The worst wildfire season on record could stunt net export growth in the short run. Wildfires occur each year, but the scale and intensity of the wildfires this year resulted in the worst-ever wildfire season. In reaction to the spreading wildfires, several Canadian oil and gas producers suspended operations, causing a significant decrease in oil production—amounting to 120,000 barrels per day. At the same time, the forestry sector shut down sawmills, resulting in delays in producing forest products. Considering that Canada is a significant exporter of mineral fuels and forestry products, the wildfires have the potential to impede export growth in the months to come.
The global economy is losing its momentum. Major central banks around the world have implemented forms of tightening monetary policies aimed at controlling inflation. Higher borrowing costs have slowly worked their way throughout the global economy, which has softened global demand. The Drewry composite world container index showed that the average port-to-port rate for a 40-foot container was $1,576 USD during the week of July 27—a 76.7 per cent decline from a year ago. Improved supply chain pressures and weaker global demand have contributed to the decrease in freight rates over the last year.

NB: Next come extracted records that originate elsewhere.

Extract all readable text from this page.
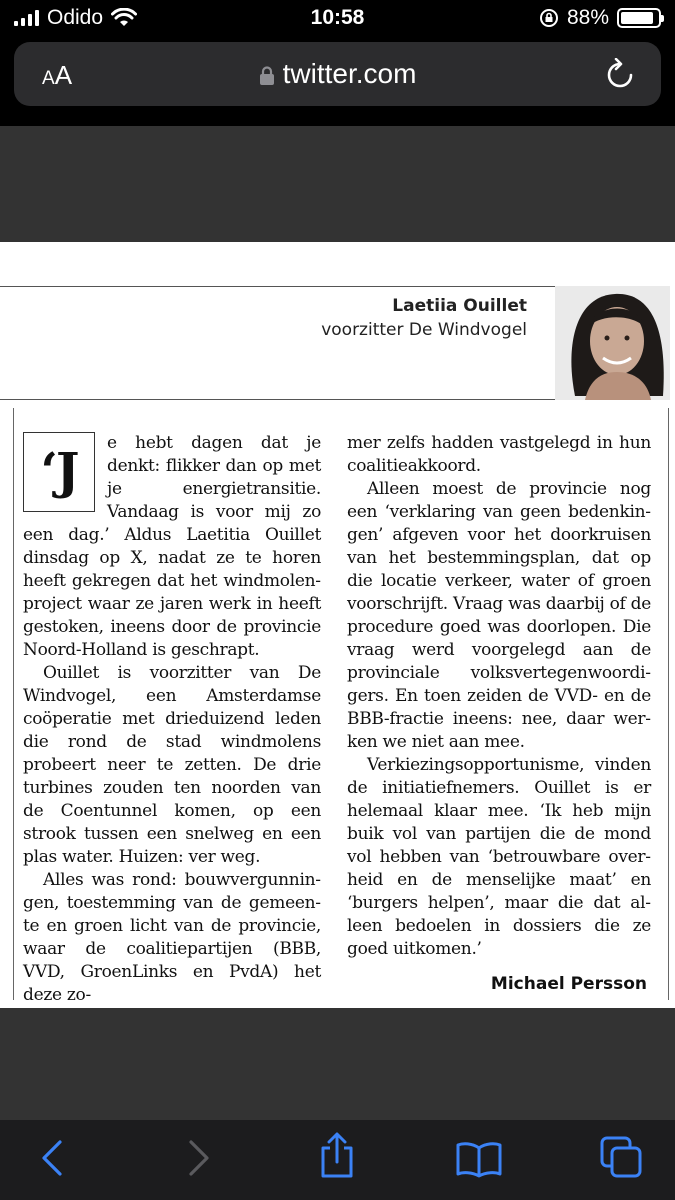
Odido	10:58	88%
AA	twitter.com
Laetiia Ouillet
voorzitter De Windvogel
‘J	e hebt dagen dat je denkt: flikker dan op met je energietransitie. Vandaag is voor mij zo een dag.’ Aldus Laetitia Ouillet dinsdag op X, nadat ze te horen heeft gekregen dat het windmolenproject waar ze jaren werk in heeft gestoken, ineens door de provincie Noord-Holland is geschrapt.

Ouillet is voorzitter van De Windvogel, een Amsterdamse coöperatie met drieduizend leden die rond de stad windmolens probeert neer te zetten. De drie turbines zouden ten noorden van de Coentunnel komen, op een strook tussen een snelweg en een plas water. Huizen: ver weg.

Alles was rond: bouwvergunningen, toestemming van de gemeente en groen licht van de provincie, waar de coalitiepartijen (BBB, VVD, GroenLinks en PvdA) het deze zo-

mer zelfs hadden vastgelegd in hun coalitieakkoord.

Alleen moest de provincie nog een ‘verklaring van geen bedenkingen’ afgeven voor het doorkruisen van het bestemmingsplan, dat op die locatie verkeer, water of groen voorschrijft. Vraag was daarbij of de procedure goed was doorlopen. Die vraag werd voorgelegd aan de provinciale volksvertegenwoordigers. En toen zeiden de VVD- en de BBB-fractie ineens: nee, daar werken we niet aan mee.

Verkiezingsopportunisme, vinden de initiatiefnemers. Ouillet is er helemaal klaar mee. ‘Ik heb mijn buik vol van partijen die de mond vol hebben van ‘betrouwbare overheid en de menselijke maat’ en ‘burgers helpen’, maar die dat alleen bedoelen in dossiers die ze goed uitkomen.’

Michael Persson
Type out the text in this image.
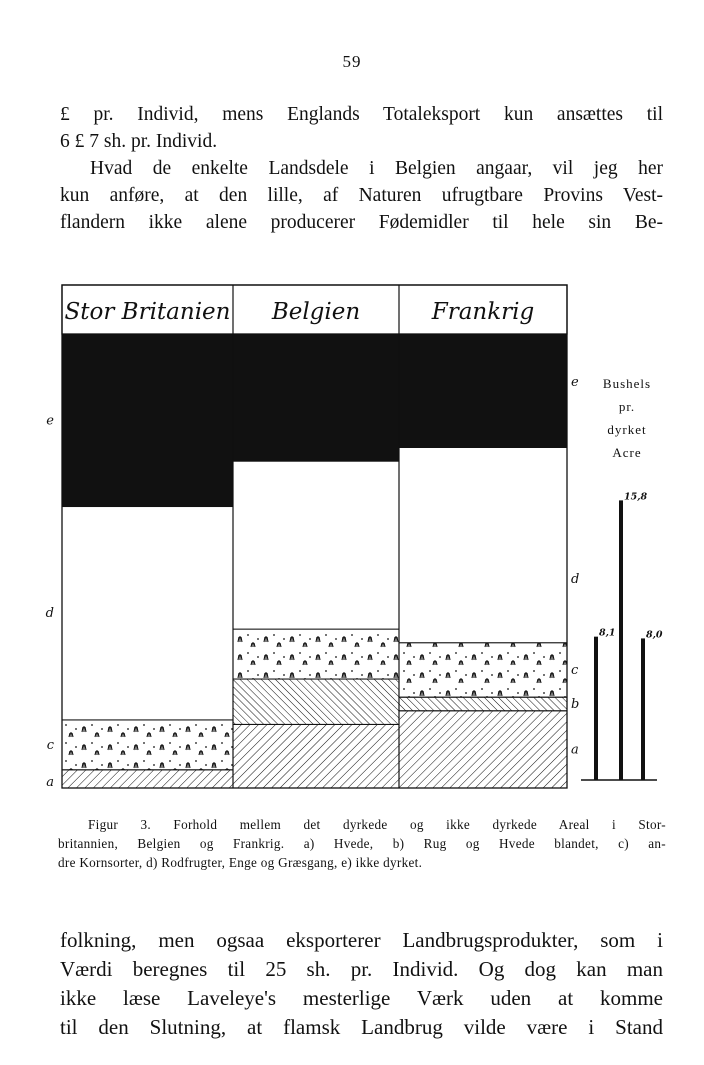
59

£ pr. Individ, mens Englands Totaleksport kun ansættes til
6 £ 7 sh. pr. Individ.

Hvad de enkelte Landsdele i Belgien angaar, vil jeg her
kun anføre, at den lille, af Naturen ufrugtbare Provins Vest-
flandern ikke alene producerer Fødemidler til hele sin Be-

Stor Britanien Belgien	Frankrig
e
d
c
a
e
d
c
b
a
Bushels
pr.
dyrket
Acre
8,1
15,8
8,0

Figur 3. Forhold mellem det dyrkede og ikke dyrkede Areal i Stor-
britannien, Belgien og Frankrig. a) Hvede, b) Rug og Hvede blandet, c) an-
dre Kornsorter, d) Rodfrugter, Enge og Græsgang, e) ikke dyrket.

folkning, men ogsaa eksporterer Landbrugsprodukter, som i
Værdi beregnes til 25 sh. pr. Individ. Og dog kan man
ikke læse Laveleye's mesterlige Værk uden at komme
til den Slutning, at flamsk Landbrug vilde være i Stand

Geopolitical tensions will continue to shape the global economic landscape. The global economy, particularly global trade, faces additional uncertainty due to rising tensions between the U.S. and China, coupled with Russia’s ongoing invasion of Ukraine. Moreover, the BRICS nations are actively seeking to reduce reliance on the U.S. dollar and promote their economic interests by proposing the creation of a new gold-backed currency. Such a move could exacerbate geopolitical divisions. Additionally, if there is a shift away from the U.S. dollar as the world’s reserve currency, it could lead to the devaluation of the Loonie and disrupt the landscape of international trade.